3. É sabido que o Plenário do Pretório Excelso declarou a inconstitucionalidade, incidenter tantum, da vedação legal à liberdade provisória constante do art. 44 da Lei n.º 11.343/06 (leading case: HC 104.339/SP, Rel. Min. GILMAR MENDES, DJe de 06/12/2012.). Tal posição refletiu no entendimento até então adotado nesta Corte Superior, que passou a considerar necessária a presença de ao menos um dos requisitos do art. 312 do Código de Processo Penal, demonstrado no caso concreto, também em relação à prisão cautelar por crime de tráfico de drogas.
4. A decisão de primeiro grau, corroborada pela Corte de origem, não apresentou fundamentação idônea e suficiente à manutenção da prisão cautelar da Ré, pois, apesar de afirmar a presença de indícios suficientes de autoria e materialidade para a deflagração da ação penal, não apontou elementos concretos extraídos dos autos que justificassem a necessidade da custódia, restando esta amparada, tão somente, na gravidade abstrata do delito.
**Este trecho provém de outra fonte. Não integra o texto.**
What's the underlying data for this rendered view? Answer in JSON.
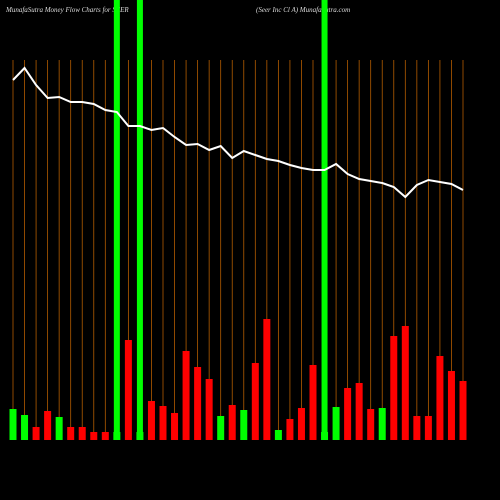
{
  "chart_data": {
    "type": "bar",
    "title": "MunafaSutra  Money Flow  Charts for SEER",
    "subtitle": "(Seer Inc Cl A) MunafaSutra.com",
    "categories": [
      null,
      null,
      null,
      null,
      null,
      null,
      null,
      null,
      null,
      null,
      null,
      null,
      null,
      null,
      null,
      null,
      null,
      null,
      null,
      null,
      null,
      null,
      null,
      null,
      null,
      null,
      null,
      null,
      null,
      null,
      null,
      null,
      null,
      null,
      null,
      null,
      null,
      null,
      null,
      null
    ],
    "series": [
      {
        "type": "bar",
        "values": [
          31,
          25,
          13,
          29,
          23,
          13,
          13,
          8,
          8,
          8,
          100,
          8,
          39,
          34,
          27,
          89,
          73,
          61,
          24,
          35,
          30,
          77,
          121,
          10,
          21,
          32,
          75,
          8,
          33,
          52,
          57,
          31,
          32,
          104,
          114,
          24,
          24,
          84,
          69,
          59
        ],
        "colors": [
          "#00ff00",
          "#00ff00",
          "#ff0000",
          "#ff0000",
          "#00ff00",
          "#ff0000",
          "#ff0000",
          "#ff0000",
          "#ff0000",
          "#00ff00",
          "#ff0000",
          "#00ff00",
          "#ff0000",
          "#ff0000",
          "#ff0000",
          "#ff0000",
          "#ff0000",
          "#ff0000",
          "#00ff00",
          "#ff0000",
          "#00ff00",
          "#ff0000",
          "#ff0000",
          "#00ff00",
          "#ff0000",
          "#ff0000",
          "#ff0000",
          "#00ff00",
          "#00ff00",
          "#ff0000",
          "#ff0000",
          "#ff0000",
          "#00ff00",
          "#ff0000",
          "#ff0000",
          "#ff0000",
          "#ff0000",
          "#ff0000",
          "#ff0000",
          "#ff0000"
        ]
      },
      {
        "type": "line",
        "color": "#ffffff",
        "values": [
          360,
          372,
          355,
          342,
          343,
          338,
          338,
          336,
          330,
          328,
          314,
          314,
          310,
          312,
          303,
          295,
          296,
          290,
          294,
          282,
          289,
          285,
          281,
          279,
          275,
          272,
          270,
          270,
          276,
          266,
          261,
          259,
          257,
          253,
          243,
          255,
          260,
          258,
          256,
          250
        ]
      }
    ],
    "highlight": [
      9,
      11,
      27
    ],
    "highlight_color": "#00ff00",
    "grid_color": "#b35c00",
    "ylim": [
      0,
      440
    ]
  }
}
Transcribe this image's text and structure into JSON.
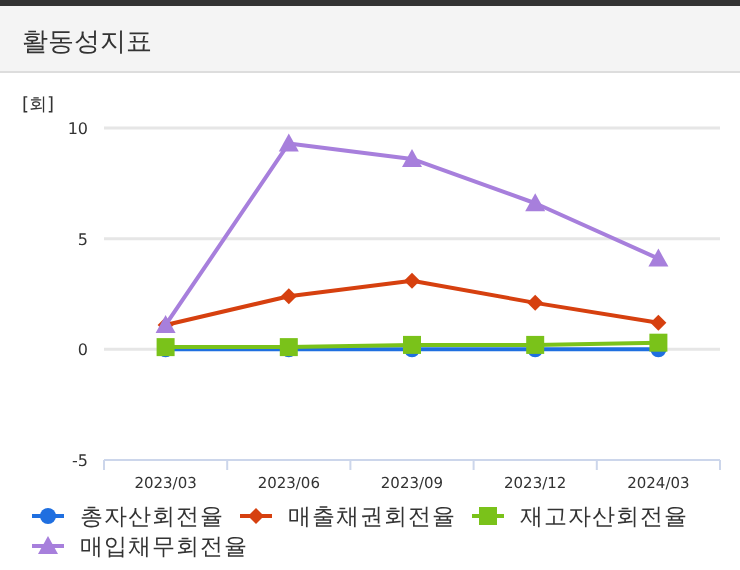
{
  "chart_data": {
    "type": "line",
    "title": "활동성지표",
    "ylabel": "[회]",
    "categories": [
      "2023/03",
      "2023/06",
      "2023/09",
      "2023/12",
      "2024/03"
    ],
    "ylim": [
      -5,
      10
    ],
    "yticks": [
      -5,
      0,
      5,
      10
    ],
    "grid": "y",
    "legend": "bottom",
    "series": [
      {
        "name": "총자산회전율",
        "color": "#1f6fe0",
        "marker": "circle",
        "values": [
          0,
          0,
          0,
          0,
          0
        ]
      },
      {
        "name": "매출채권회전율",
        "color": "#d6400f",
        "marker": "diamond",
        "values": [
          1.1,
          2.4,
          3.1,
          2.1,
          1.2
        ]
      },
      {
        "name": "재고자산회전율",
        "color": "#7ac21a",
        "marker": "square",
        "values": [
          0.1,
          0.1,
          0.2,
          0.2,
          0.3
        ]
      },
      {
        "name": "매입채무회전율",
        "color": "#a77fdc",
        "marker": "triangle",
        "values": [
          1.1,
          9.3,
          8.6,
          6.6,
          4.1
        ]
      }
    ]
  }
}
5. Agravo regimental provido. Writ não conhecido. Ordem de habeas corpus concedida de ofício para determinar a revogação da prisão preventiva da Ré e, consequente, expedição do alvará de soltura em seu favor, se por outro motivo não estiver presa.

Acórdão

Vistos, relatados e discutidos estes autos, acordam os Ministros da QUINTA TURMA do Superior Tribunal de Justiça, na conformidade dos votos e das notas taquigráficas a seguir, por unanimidade, dar provimento ao agravo regimental, nos termos do voto da Sra. Ministra Relatora. Os Srs. Ministros Jorge Mussi, Marco Aurélio Bellizze, Moura Ribeiro e Regina Helena Costa votaram com a Sra. Ministra Relatora.